The other day, veteran technology journalist Jason Perlow wrote a compelling post on ZDNet
about the text book of the future and what the ideal hardware might look like.
While I realize that Perlow makes clear he was concentrating on the hardware because that's his strength, it raises key questions about what matters when it comes to eTextbooks. Is it the hardware, the software, the content or the perfect combination of all three?
Todd Sirrine, Client Partner at Ness
, who specializes in the education market sees it as more than a pure content problem. He thinks it comes down to the software that will run these devices.
"The game changer which no one is talking about yet because portions of the premise will be extremely unpopular initially with academia - has to do with interaction levels, feedback loops, and the role of the teacher, Sirrine said. He added," It will be the software behind the scenes that leverage decision-science logic and performance analytics that track usage, velocity, mastery, learning decay, decision patterns, and learning profile that make a digital device the far more powerful and optimal tool."

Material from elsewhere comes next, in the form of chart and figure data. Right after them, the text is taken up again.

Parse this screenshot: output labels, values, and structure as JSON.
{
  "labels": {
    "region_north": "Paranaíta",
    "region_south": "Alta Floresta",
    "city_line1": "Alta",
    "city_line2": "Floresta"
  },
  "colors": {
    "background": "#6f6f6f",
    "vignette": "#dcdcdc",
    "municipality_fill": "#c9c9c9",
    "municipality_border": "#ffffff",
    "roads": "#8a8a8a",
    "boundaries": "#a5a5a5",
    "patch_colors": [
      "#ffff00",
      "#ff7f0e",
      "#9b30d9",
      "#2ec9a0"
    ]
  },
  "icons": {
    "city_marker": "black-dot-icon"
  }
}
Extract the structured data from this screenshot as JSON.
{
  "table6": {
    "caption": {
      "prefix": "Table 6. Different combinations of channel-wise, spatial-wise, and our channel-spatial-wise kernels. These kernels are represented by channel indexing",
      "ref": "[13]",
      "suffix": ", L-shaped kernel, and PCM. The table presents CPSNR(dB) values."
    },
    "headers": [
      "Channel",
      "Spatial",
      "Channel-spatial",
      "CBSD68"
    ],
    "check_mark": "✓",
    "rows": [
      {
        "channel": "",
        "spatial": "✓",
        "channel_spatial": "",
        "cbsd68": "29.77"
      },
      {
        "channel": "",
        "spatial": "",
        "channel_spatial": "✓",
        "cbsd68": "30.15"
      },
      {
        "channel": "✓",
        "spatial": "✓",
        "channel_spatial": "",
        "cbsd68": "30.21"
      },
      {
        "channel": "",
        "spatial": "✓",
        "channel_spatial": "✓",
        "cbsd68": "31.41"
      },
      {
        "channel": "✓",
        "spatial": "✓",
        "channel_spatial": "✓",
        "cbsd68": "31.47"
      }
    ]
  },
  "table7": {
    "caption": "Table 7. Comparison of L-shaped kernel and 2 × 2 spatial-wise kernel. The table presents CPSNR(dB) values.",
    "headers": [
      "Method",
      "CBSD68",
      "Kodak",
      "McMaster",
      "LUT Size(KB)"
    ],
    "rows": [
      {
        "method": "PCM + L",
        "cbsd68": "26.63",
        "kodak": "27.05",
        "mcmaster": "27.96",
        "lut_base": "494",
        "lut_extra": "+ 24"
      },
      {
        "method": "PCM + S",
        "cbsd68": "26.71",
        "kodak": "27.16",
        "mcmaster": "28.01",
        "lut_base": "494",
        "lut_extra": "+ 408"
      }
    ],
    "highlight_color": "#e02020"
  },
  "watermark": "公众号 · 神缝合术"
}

But some believe it's all about content, whether we are talking text books or the more general eBook reader market.
Last year about this time, I was a judge in the first Deloitte National MBA competition
where teams from the country's best and brightest MBA programs competed to figure out how to come to come up with the most clever eReader technology business idea.
You can get the details here
, but the gist of it was they had to come up with a business idea from one of four main categories: raw materials, devices, software/services/publishers or content. As I wrote, it all came down to one thing:
"Ken Landis, Principal in Deloitte's IT Strategy practice, gave a little speech about the presentations and he bluntly told the students they all failed. Why? Because folks it's about the content, and his view all of the teams failed to recognize that."
But Sirrine disagrees with this notion, believing instead that content isn't even relevant. "It isn’t about the content anymore – I can find out anything in the world on any subject in the world in ten seconds on Google - the nature of teaching has to change to be more centered upon innovation, creativity, compilation, communication, teamwork and eliminating the fear of failure."
Whether it's building the perfect hardware for the market -- and I believe Perlow has a point here that we have to consider price, battery life and durability when building eTextbook reading devices--the content as Landis believes or the software and services as Sirrine thinks, it's clear the way we deliver textbooks to children is going to be changing in a dramatic way over the next 10 years, and we have to be thinking about how all of three of these areas will come together to develop the perfect eTextbook device.